A novel small molecule that induces cytotoxicity in lung cancer cells inhibits disulfide reductases GSR and TXNRD1

High-throughput phenotype-based screening of large libraries of novel compounds without known targets can identify small molecules that elicit a desired cellular response, but additional approaches are required to find and characterize their targets and mechanisms of action. Here we show that a compound termed lung cancer screen 3 (LCS3), previously selected for its ability to impair the growth of human lung adenocarcinoma (LUAD) cell lines, but not normal lung cells, induces oxidative stress and activates the NRF2 signaling pathway by generating reactive oxygen species (ROS) in sensitive LUAD cell lines. To identify the target that mediates this effect, we applied thermal proteome profiling (TPP) and uncovered the disulfide reductases GSR and TXNRD1 as LCS3 targets. Through enzymatic assays using purified protein, we confirmed that LCS3 inhibits disulfide reductase activity through a reversible, uncompetitive mechanism. Further, we demonstrate that LCS3-sensitive LUAD cells are correspondingly sensitive to the synergistic inhibition of glutathione and thioredoxin pathways.

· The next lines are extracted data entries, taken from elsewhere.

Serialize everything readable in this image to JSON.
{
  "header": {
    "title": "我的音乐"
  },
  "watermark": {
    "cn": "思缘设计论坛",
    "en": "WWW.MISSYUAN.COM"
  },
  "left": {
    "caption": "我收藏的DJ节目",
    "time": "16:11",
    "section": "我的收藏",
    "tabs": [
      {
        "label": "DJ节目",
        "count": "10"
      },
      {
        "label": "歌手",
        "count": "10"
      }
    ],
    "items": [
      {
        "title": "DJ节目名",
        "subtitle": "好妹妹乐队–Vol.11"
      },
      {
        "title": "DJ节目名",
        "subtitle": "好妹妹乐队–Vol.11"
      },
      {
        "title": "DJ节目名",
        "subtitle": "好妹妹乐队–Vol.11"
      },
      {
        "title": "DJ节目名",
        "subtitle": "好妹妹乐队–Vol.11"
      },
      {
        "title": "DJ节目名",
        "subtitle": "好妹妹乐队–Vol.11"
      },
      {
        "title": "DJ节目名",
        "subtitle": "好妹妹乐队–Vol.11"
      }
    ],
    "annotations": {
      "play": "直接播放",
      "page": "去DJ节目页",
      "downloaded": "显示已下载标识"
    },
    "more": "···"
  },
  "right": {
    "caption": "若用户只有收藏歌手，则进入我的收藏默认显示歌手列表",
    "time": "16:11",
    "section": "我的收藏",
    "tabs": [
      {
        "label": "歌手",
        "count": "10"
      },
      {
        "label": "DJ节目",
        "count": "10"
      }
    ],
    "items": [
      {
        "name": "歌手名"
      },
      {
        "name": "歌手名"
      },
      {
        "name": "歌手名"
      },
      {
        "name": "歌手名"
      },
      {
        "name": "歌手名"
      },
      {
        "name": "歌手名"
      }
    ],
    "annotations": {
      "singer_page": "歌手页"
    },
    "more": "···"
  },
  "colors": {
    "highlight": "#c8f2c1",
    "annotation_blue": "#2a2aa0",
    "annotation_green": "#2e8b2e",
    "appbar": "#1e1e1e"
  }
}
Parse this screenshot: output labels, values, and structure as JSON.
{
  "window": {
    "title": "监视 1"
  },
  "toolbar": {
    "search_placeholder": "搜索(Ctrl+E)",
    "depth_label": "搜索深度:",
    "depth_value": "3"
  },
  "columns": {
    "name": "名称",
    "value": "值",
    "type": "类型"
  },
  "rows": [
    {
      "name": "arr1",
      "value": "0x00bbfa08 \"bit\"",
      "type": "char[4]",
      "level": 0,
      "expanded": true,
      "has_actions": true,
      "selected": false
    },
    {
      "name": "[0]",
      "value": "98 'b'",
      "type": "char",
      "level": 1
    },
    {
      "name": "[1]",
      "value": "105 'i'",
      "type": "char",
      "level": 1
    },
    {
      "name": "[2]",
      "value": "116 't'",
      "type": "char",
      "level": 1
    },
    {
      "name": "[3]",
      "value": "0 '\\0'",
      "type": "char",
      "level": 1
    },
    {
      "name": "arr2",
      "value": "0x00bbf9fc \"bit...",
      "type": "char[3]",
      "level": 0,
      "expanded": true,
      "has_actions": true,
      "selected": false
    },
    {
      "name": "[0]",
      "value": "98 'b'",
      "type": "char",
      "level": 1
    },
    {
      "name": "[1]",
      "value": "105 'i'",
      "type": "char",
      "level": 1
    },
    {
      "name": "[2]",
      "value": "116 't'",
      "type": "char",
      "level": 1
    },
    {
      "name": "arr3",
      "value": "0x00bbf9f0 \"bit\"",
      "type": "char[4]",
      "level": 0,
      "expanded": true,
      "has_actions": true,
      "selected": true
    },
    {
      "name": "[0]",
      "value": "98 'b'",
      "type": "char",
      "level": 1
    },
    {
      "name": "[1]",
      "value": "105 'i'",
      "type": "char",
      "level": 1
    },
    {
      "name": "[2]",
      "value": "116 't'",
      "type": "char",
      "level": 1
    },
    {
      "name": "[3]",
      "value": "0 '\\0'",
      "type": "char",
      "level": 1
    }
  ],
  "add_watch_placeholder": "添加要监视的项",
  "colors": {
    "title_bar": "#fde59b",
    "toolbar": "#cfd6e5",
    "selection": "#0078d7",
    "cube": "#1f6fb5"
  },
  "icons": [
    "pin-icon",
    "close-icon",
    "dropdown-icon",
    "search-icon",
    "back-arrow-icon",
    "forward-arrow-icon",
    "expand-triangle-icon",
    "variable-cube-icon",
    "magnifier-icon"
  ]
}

Lastly, a genome-wide CRISPR knockout screen identified the loss of NQO1 as a mechanism of LCS3 resistance. This work highlights the ability of TPP to uncover targets of small molecules identified by high-throughput screens and demonstrates the potential utility of inhibiting disulfide reductases as a therapeutic strategy for LUAD. ### Competing Interest Statement H.D, R.S. and H.V. are listed as inventors in the issued US patent #9562019 covering LCS3 and its analogs. W.W.L. is a consultant of Hyperbio Therapeutics. R.S. has received research support from Helsinn Healthcare, LOXO Oncology, Merus and Elevation Oncology Inc. that were unrelated to the current study. U.G. has a clinical trial agreement (CTA) with AstraZeneca and had received research funding from AstraZeneca, Esanex and Aurigene. U.G. is currently an employee of Bristol Myers Squibb.